La demanda debió ser estimada íntegramente, y la condena debió comprender lo solicitado, es decir, la indemnización por los daños y perjuicios causados en la suma de 47.376,57 €, más los intereses legales desde la interposición de la demanda, y las costas de la primera instancia.
SÉPTIMO.-Desestimado el recurso planteado se condena en costas al recurrente. Estimada la impugnación no se imponen las costas de ( art. 394.1 y 398.1 de la Ley de Enjuiciamiento civil )
Fallo
DESESTIMAMOSel recurso planteado por la representación de CATALUNYA BANC, S.A., con condena en costas al recurrente.
ESTIMAMOSla impugnación formulada por la representación Don. Conrado y Doña. Ángeles , revocamos en parte la Sentencia dictada por el Juzgado de Primera Instancia nº 5 de Terrassa, el veintitrés de julio de dos mil catorce , y en consecuencia condenamos a CATALUNYA BANC, S.A. a abonar a los actores la cantidad de 47.376,57 €, más los intereses legales desde la interposición de la demanda, y las costas de la primera instancia. No se imponen las costas de la impugnación.
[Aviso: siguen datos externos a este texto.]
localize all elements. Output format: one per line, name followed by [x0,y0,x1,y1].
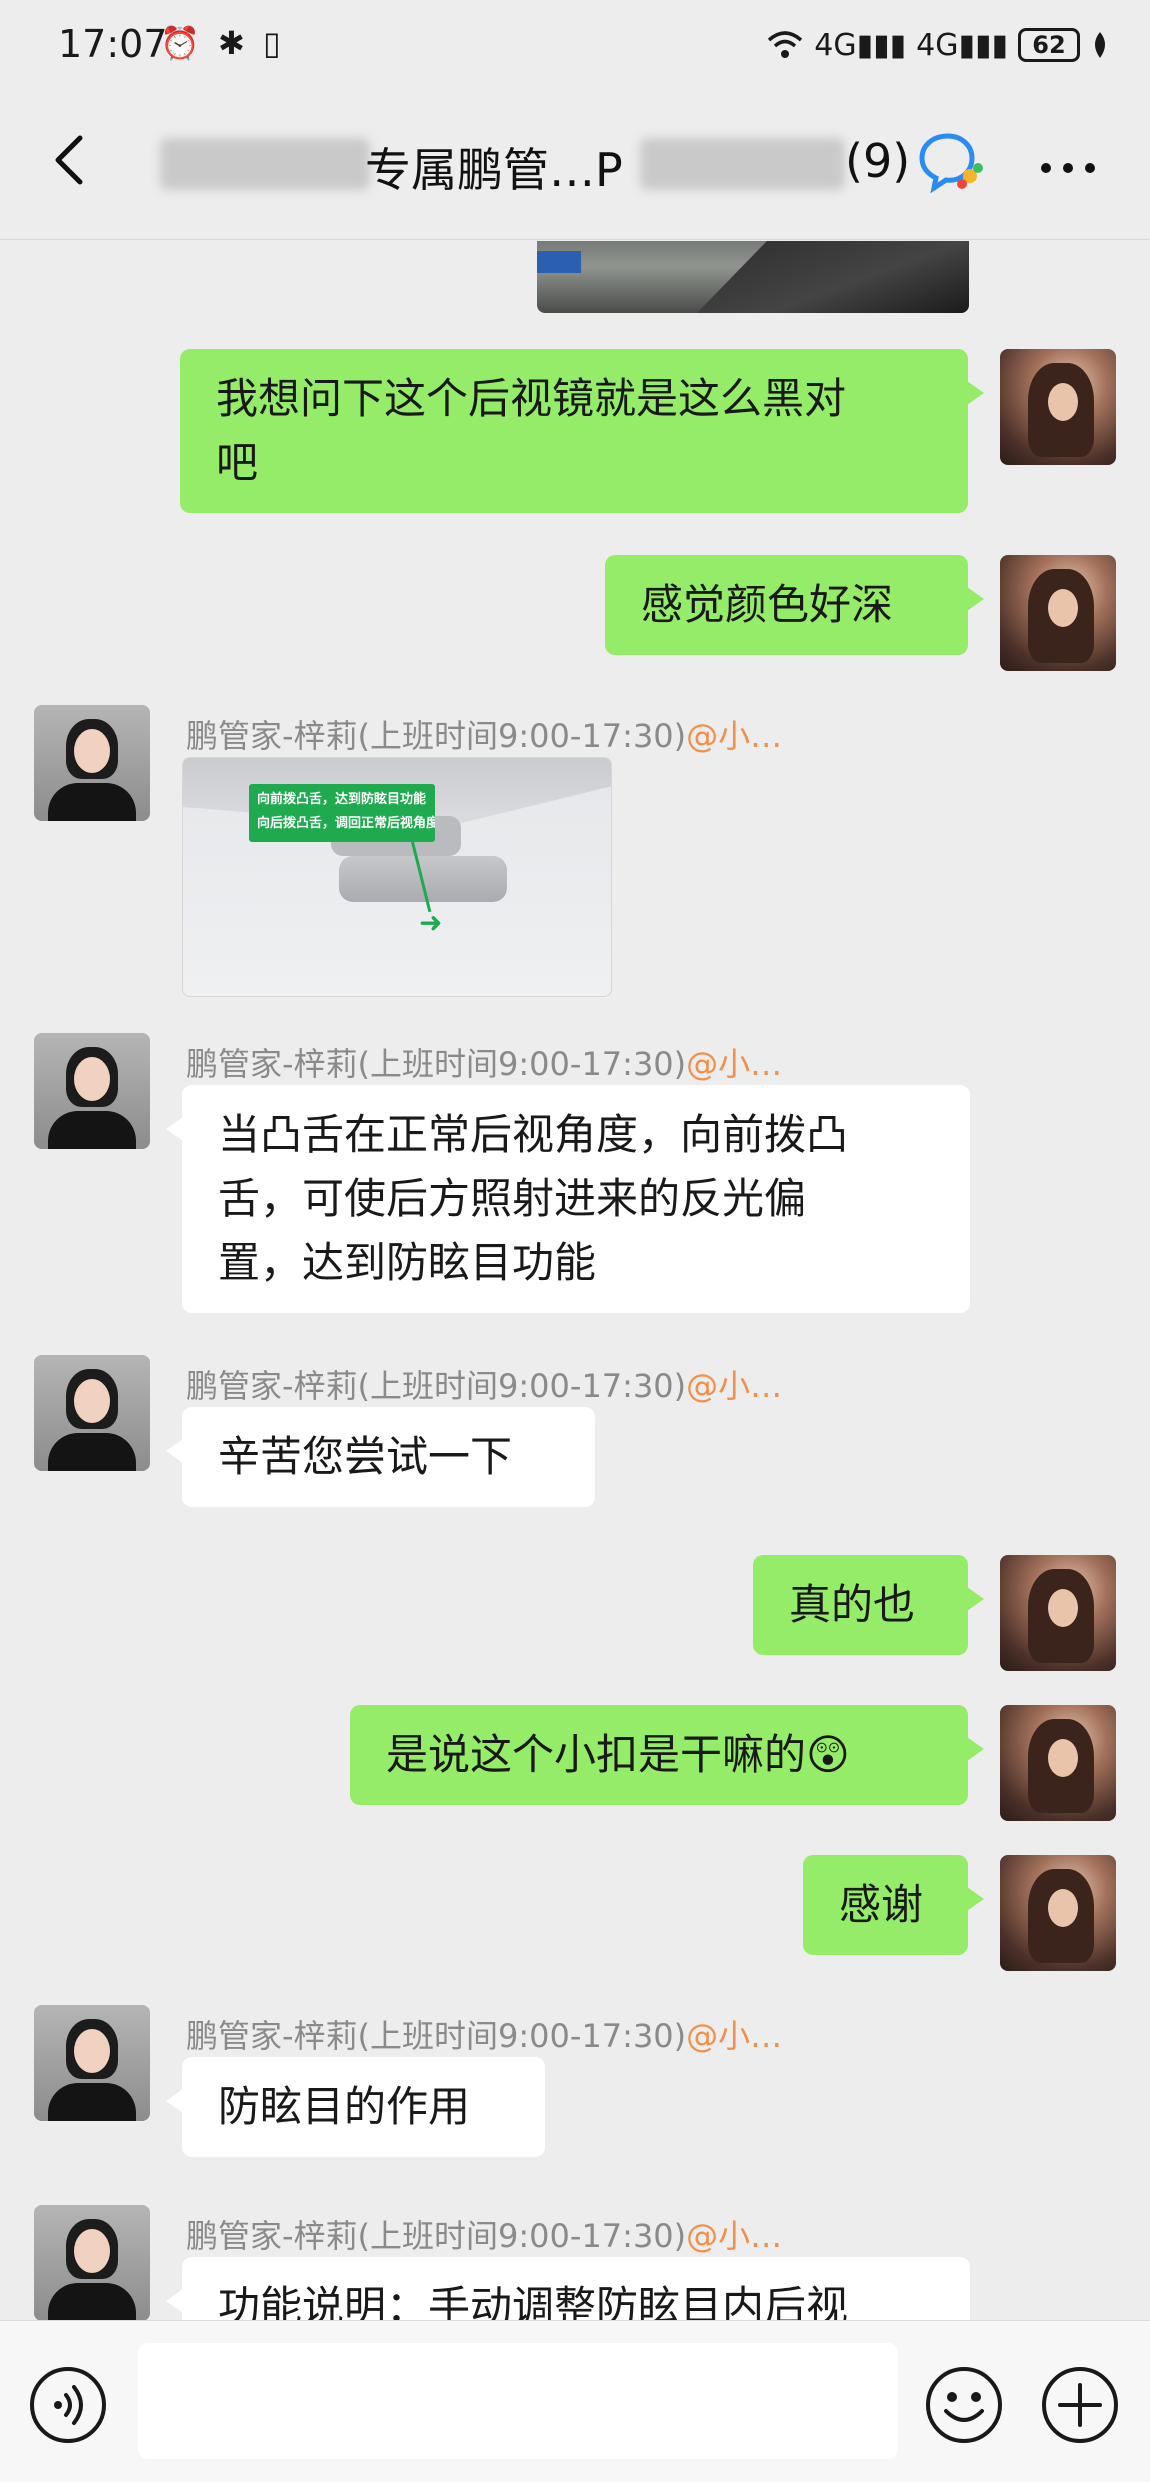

Visto el resultado de la resolución recaída, y conforme lo recogido en el punto 8 de la Disposición Adicional Decimoquinta de la Ley Orgánica del Poder Judicial en la nueva redacción introducida por la L.O. 1/2009 de 3 de noviembre, BOE de 4 noviembre, procédase a la devolución de la totalidad del depósito ingresado en su día por la parte recurrente.
La presente resolución es susceptible de recurso de casación por interés casacional y extraordinario por infracción procesal siempre que se cumplan los requisitos legal y jurisprudencialmente exigidos, a interponer ante este mismo tribunal en el plazo de veinte días contados desde el día siguiente a su notificación. Y firme que sea devuélvanse los autos originales al Juzgado de su procedencia, con testimonio de la resolución para su cumplimiento.
Así por esta nuestra sentencia, de la que se unirá certificación al rollo, lo pronunciamos, mandamos y firmamos.
PUBLICACION.-Leída y publicada ha sido la anterior sentencia en el mismo día de su fecha, por el/la Ilmo/a. Sr/a. Magistrado/a Ponente, celebrando audiencia pública. DOY FE.